Seasons of the Tallgrass Prairie by Paul A. Johnsgard

Seasons of the Tallgrass Prairie by Paul A. Johnsgard

Author:Paul A. Johnsgard [Johnsgard, Paul A.]
Language: eng
Format: epub
Tags: NAT024000 Nature / Essays
ISBN: 9780803256972
Publisher: UNP - Bison Books
Published: 2014-09-16T04:00:00+00:00


13

Nebraska’s City-Dwelling Peregrines

During the 1930s and 1940s there were about 500 pairs of peregrines in the United States, including about 210 active nests in the eastern states and 250–350 nests in the western United States. Additionally, the arctic peregrine, a tundra-nesting race, consisted of perhaps 150 pairs that nested in high latitudes from Alaska to Greenland. Over all of their range the birds typically nested on steep cliff sides, and because of this need for tall-cliff nesting sites, there are no firm historical nest records for Nebraska, although some evidence exists for possible breeding having occurred near Fort Robinson in 1903.

By 1960 the peregrine’s North American population had crashed, mostly as a result of the effects of pesticides introduced after World War II, especially DDT. DDT enters the falcon’s system through its consumption of poisoned prey, especially insect-eating birds, and interferes with the hormones regulating a female peregrine’s reproductive system. As a result, she lays soft-shelled eggs that might be crushed by the incubating bird or that otherwise fail to hatch. The peregrine falcon population had reached critically low numbers in North America by 1970, when it was listed as nationally endangered. It was among the species to be added to the initial list of nationally endangered species when the Endangered Species Act was enacted in 1973, thus becoming eligible for federal research and population recovery efforts.

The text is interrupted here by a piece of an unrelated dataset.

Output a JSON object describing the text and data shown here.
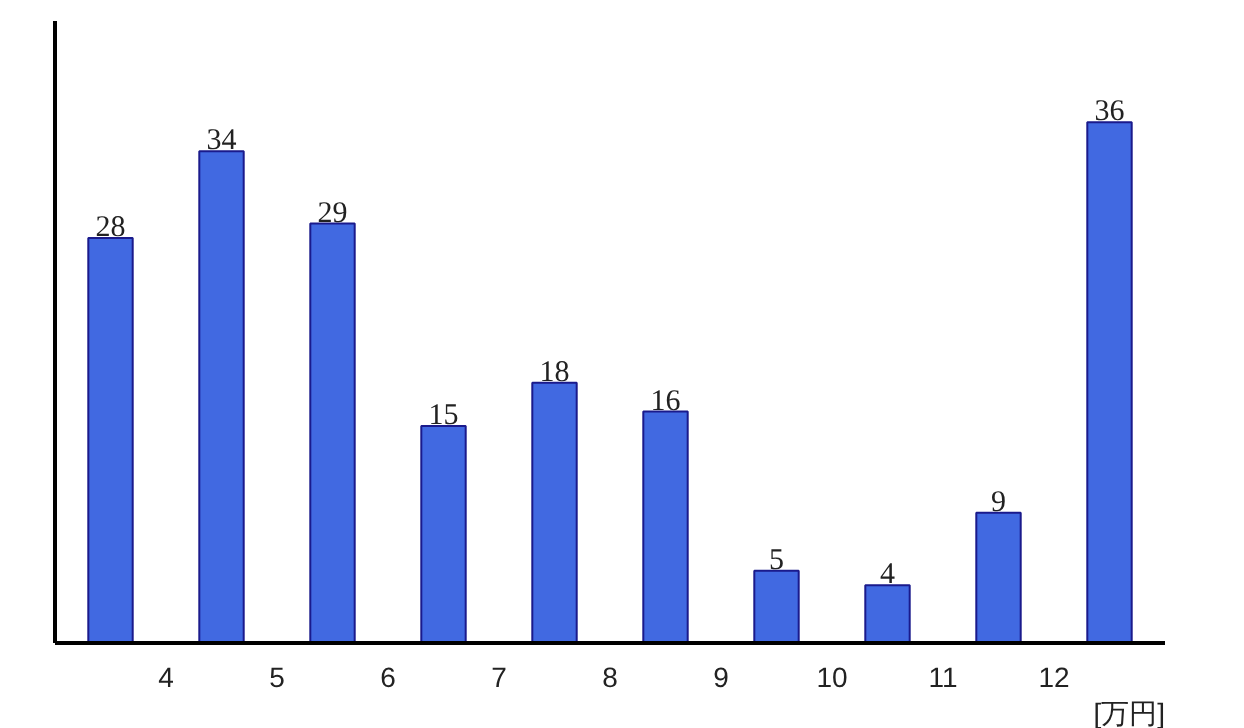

It was not uncommon during the late 1960s to walk across the University of Nebraska’s Lincoln campus and see dead and dying songbirds after DDT had been sprayed to try to control summer mosquito populations. The publication of Rachel Carson’s book Silent Spring in 1962 had alerted the country to the dangers of using such pesticides, but it took another decade of political and legal fighting before the sale and use of DDT in the United States was finally prohibited. In the late 1960s I published a community columnist piece in the Lincoln Journal, pointing out the health perils to both humans and wildlife of using DDT. I very soon received an irate letter from one of the vice presidents of Vesicol, the largest American producer of DDT and other agricultural chemicals, telling me that the substance was completely harmless, and that to prove it he sprinkled a teaspoonful of DDT on his breakfast cereal every morning! I didn’t reply but have often wondered how much longer he survived.

The increasing construction of high-rise buildings in many U.S. cities has had an unexpected benefit for peregrines. Evidently accepting the idea that skyscrapers are nothing but artificial cliffs, peregrines began nesting on their highest ledges as their numbers slowly began to increase in the late 1970s. Cities not only provide such potential nest sites but also an abundant supply of prey in the form of urban birds, such as rock pigeons and starlings, and freedom from predators of newly fledged birds, such as great horned owls and golden eagles. Buildings that are at least ten stories high are selected; such heights are apparently the lowest that the birds will accept.